One OpenAI researcher suggested to me that there's tension between OpenAI researchers and Microsoft researchers because the latter’s work has had to take a backseat to enable OpenAI team to take more of the available GPUs for their work.
Historically, the number of transistors on a chip doubling every two years (Moore's Law) has been a large driver of increased chip performance and hence improvements in compute speed and price. This has facilitated some of the breakthroughs we see today, such as the creation of ChatGPT.
Now that Moore's Law is "over", chip architecture is likely the biggest driver of increases in compute speed (aka FLOPS). This may lead traditionally-overlooked chip types, like FPGA (Field Programmable Gate Array), to come to the fore.
While the biggest players are racing each other to AGI they and others are also trying to develop smaller models as they know that's going to be the most cost-effective option for most businesses.
They're building smaller models that are capable across general tasks (using techniques like knowledge distillation) and smaller models that are specialised but leverage what we've learned from building large foundation models.

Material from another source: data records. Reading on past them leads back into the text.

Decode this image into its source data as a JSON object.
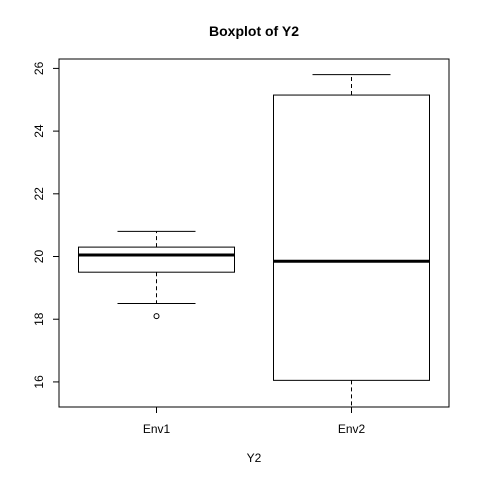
{
  "chart_data": {
    "type": "boxplot",
    "title": "Boxplot of Y2",
    "xlabel": "Y2",
    "ylabel": "",
    "ylim": [
      15.2,
      26.3
    ],
    "y_ticks": [
      16,
      18,
      20,
      22,
      24,
      26
    ],
    "y_tick_labels": [
      "16",
      "18",
      "20",
      "22",
      "24",
      "26"
    ],
    "categories": [
      "Env1",
      "Env2"
    ],
    "boxes": [
      {
        "name": "Env1",
        "whisker_low": 18.5,
        "q1": 19.5,
        "median": 20.05,
        "q3": 20.3,
        "whisker_high": 20.8,
        "outliers": [
          18.1
        ]
      },
      {
        "name": "Env2",
        "whisker_low": 15.2,
        "q1": 16.05,
        "median": 19.85,
        "q3": 25.15,
        "whisker_high": 25.8,
        "outliers": []
      }
    ],
    "grid": false,
    "legend": "none"
  }
}
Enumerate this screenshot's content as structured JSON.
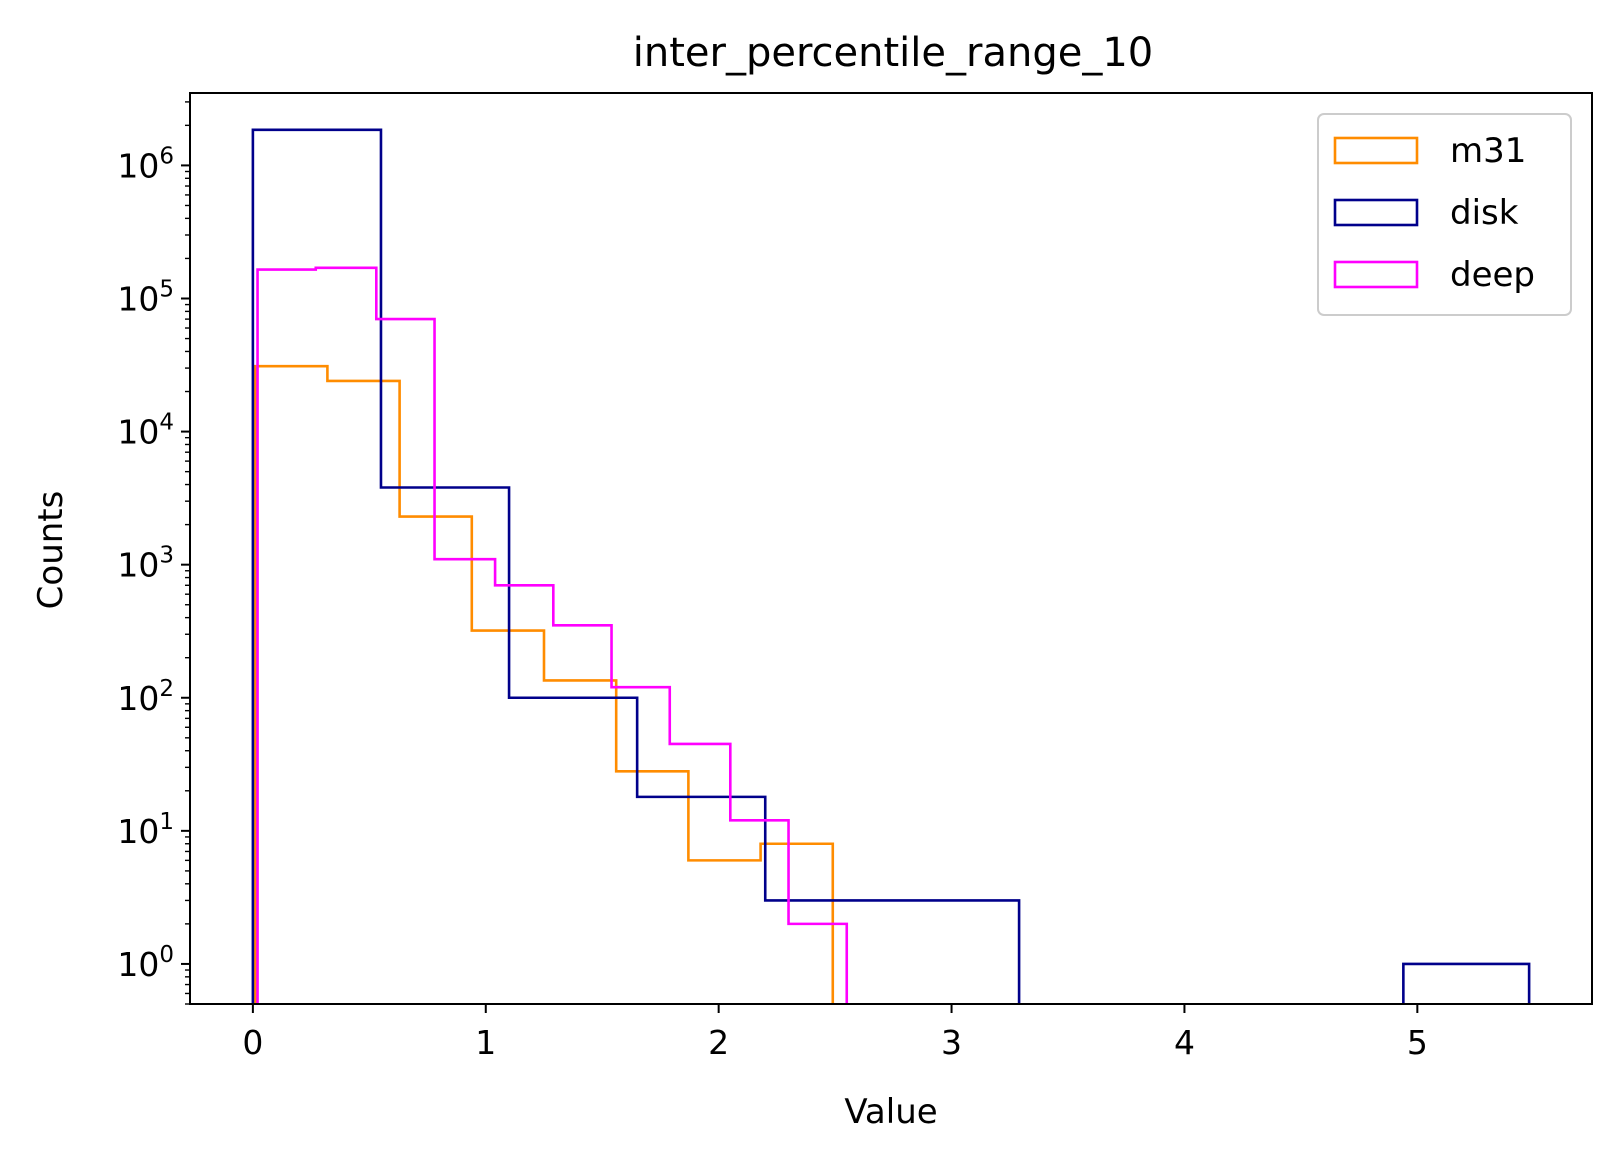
{
  "chart_data": {
    "type": "histogram-step",
    "title": "inter_percentile_range_10",
    "xlabel": "Value",
    "ylabel": "Counts",
    "xlim": [
      -0.27,
      5.75
    ],
    "ylim": [
      0.5,
      3500000
    ],
    "yscale": "log",
    "x_ticks": [
      0,
      1,
      2,
      3,
      4,
      5
    ],
    "y_ticks": [
      {
        "value": 1,
        "base": "10",
        "exp": "0"
      },
      {
        "value": 10,
        "base": "10",
        "exp": "1"
      },
      {
        "value": 100,
        "base": "10",
        "exp": "2"
      },
      {
        "value": 1000,
        "base": "10",
        "exp": "3"
      },
      {
        "value": 10000,
        "base": "10",
        "exp": "4"
      },
      {
        "value": 100000,
        "base": "10",
        "exp": "5"
      },
      {
        "value": 1000000,
        "base": "10",
        "exp": "6"
      }
    ],
    "legend_position": "top-right",
    "series": [
      {
        "name": "m31",
        "color": "#ff8c00",
        "edges": [
          0.01,
          0.32,
          0.63,
          0.94,
          1.25,
          1.56,
          1.87,
          2.18,
          2.49,
          2.8,
          3.11
        ],
        "counts": [
          31000,
          24000,
          2300,
          320,
          135,
          28,
          6,
          8,
          0,
          0
        ]
      },
      {
        "name": "disk",
        "color": "#00008b",
        "edges": [
          0.0,
          0.55,
          1.1,
          1.65,
          2.2,
          2.75,
          3.29,
          3.84,
          4.39,
          4.94,
          5.48
        ],
        "counts": [
          1850000,
          3800,
          100,
          18,
          3,
          3,
          0,
          0,
          0,
          1
        ]
      },
      {
        "name": "deep",
        "color": "#ff00ff",
        "edges": [
          0.02,
          0.27,
          0.53,
          0.78,
          1.04,
          1.29,
          1.54,
          1.79,
          2.05,
          2.3,
          2.55
        ],
        "counts": [
          165000,
          170000,
          70000,
          1100,
          700,
          350,
          120,
          45,
          12,
          2
        ]
      }
    ]
  }
}
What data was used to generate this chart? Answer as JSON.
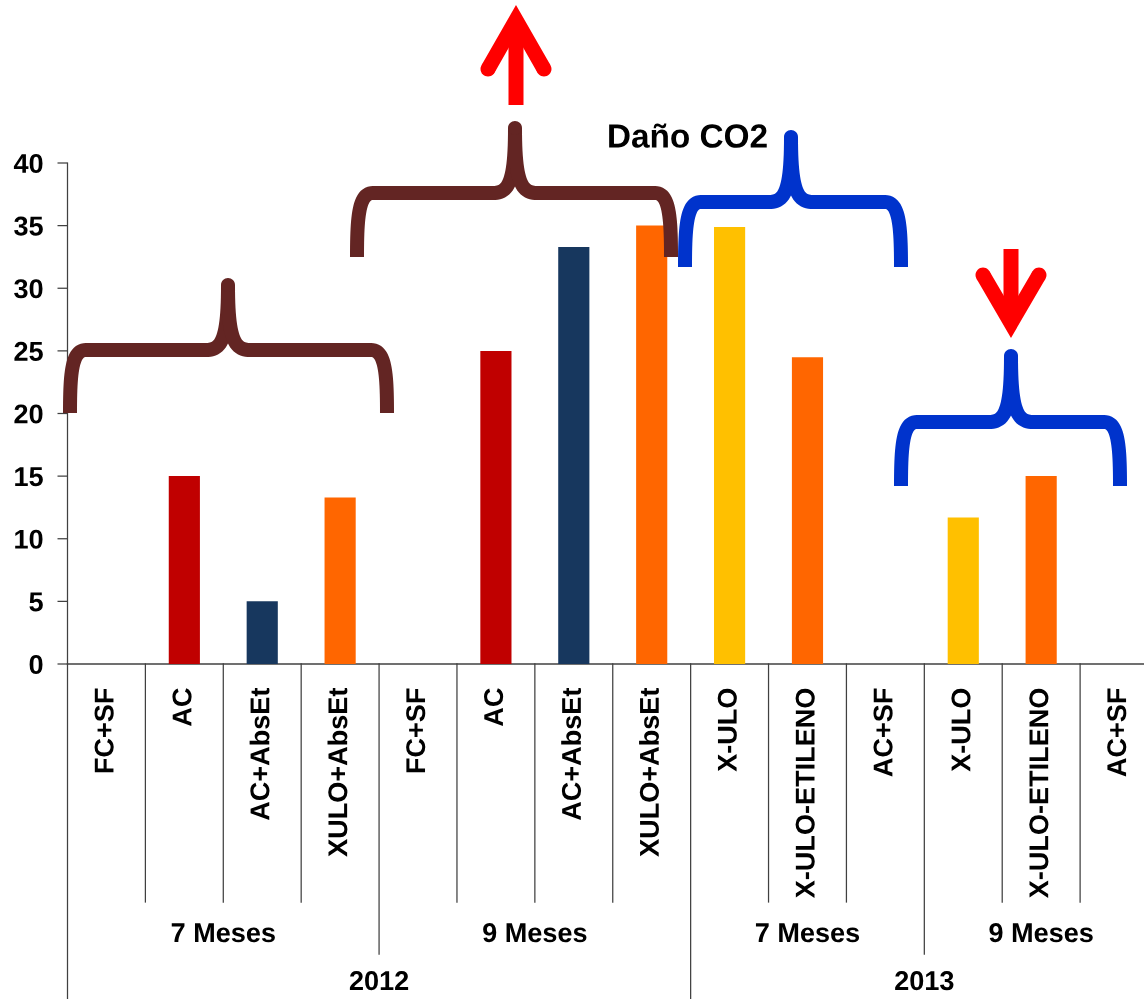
{
  "chart_data": {
    "type": "bar",
    "title": "Daño CO2",
    "categories": [
      "FC+SF",
      "AC",
      "AC+AbsEt",
      "XULO+AbsEt",
      "FC+SF",
      "AC",
      "AC+AbsEt",
      "XULO+AbsEt",
      "X-ULO",
      "X-ULO-ETILENO",
      "AC+SF",
      "X-ULO",
      "X-ULO-ETILENO",
      "AC+SF"
    ],
    "values": [
      0,
      15,
      5,
      13.3,
      0,
      25,
      33.3,
      35,
      34.9,
      24.5,
      0,
      11.7,
      15,
      0
    ],
    "colors": [
      "#c00000",
      "#c00000",
      "#17375e",
      "#ff6600",
      "#c00000",
      "#c00000",
      "#17375e",
      "#ff6600",
      "#ffc000",
      "#ff6600",
      "#c00000",
      "#ffc000",
      "#ff6600",
      "#c00000"
    ],
    "ylim": [
      0,
      40
    ],
    "yticks": [
      0,
      5,
      10,
      15,
      20,
      25,
      30,
      35,
      40
    ],
    "annotations": [
      "7 Meses",
      "9 Meses",
      "7 Meses",
      "9 Meses",
      "2012",
      "2013"
    ]
  }
}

On the “smaller models” team is Björn Ommer, who led the original release of Stable Diffusion. At NeurIPS he made a passionate case for focusing efforts on enabling smaller models instead of just continuing to scale. Some of the points he made:
In the last 5 years we’ve seen a 15x increase in model size. That growth outstrips the growth in compute power by a factor of 9x. It’s unsustainable to keep focusing on scaling.
Scaling diminishes competition at the model layer. Only so many players can afford to train the largest models.
For every doubling of model size, the training data set should also be doubled. This means we may run out of data.
The larger the model, the more difficult it may become to capture the “long tail” of knowledge.
Models should be able to be run on consumer hardware, specifically GPUs with less than 10GB VRAM.
Intelligence comes from learning from finite resources, which is what our brains have done.
To be clear he wasn’t advocating so much for people to stop trying to increase the scale of models, but rather for researchers to turn more of their attention to techniques to make these models effective at smaller sizes.
At both NeurIPS and in talking to folks in industry, I sensed an enormous focus on reaching much greater efficiency than what we have today. Given how GPU-constrained the tech world is and that we're in a more cost-conscious environment, they know they can't scale expensive architectures.
This is especially true if the AI bubble loses momentum next year (likely); investors will be less likely to foot the bill for high variable cost AI businesses. Many VCs need to preserve their capital at the moment.
In the (paraphrased) words of Australian researcher Jeremy Howard: the race to build the biggest models has led to the development of very inefficient architectures. It likely can’t continue, especially with multi-modality.
If you celebrate Christmas or take time off in this period, enjoy!
All the best,
Casey
Am curious to see google gemini-nano and apple hardware partnership. Nice coming here later. Watching the predictions and trends towards distillation and smaller. Instead of just bigger and faster. Then hear google coming out with nano. Looking forward to seeing its capabilities. Multimodal from scratch and running at the edge on apple silicon.
Great update Casey! I have been thinking about the end of Moore's law too. You mentioned "Now that Moore's Law is "over", chip architecture is likely the biggest driver of increases in compute speed (aka FLOPS). This may lead traditionally-overlooked chip types, like FPGA (Field Programmable Gate Array), to come to the fore."
I am curious if you have a sense of whether LLM and other AI workloads are limited by the end of Moore's law given that they are running on GPUs vs. CPUs? Perhaps its a dumb question, but are GPUs earlier in their development curve vs. CPUs?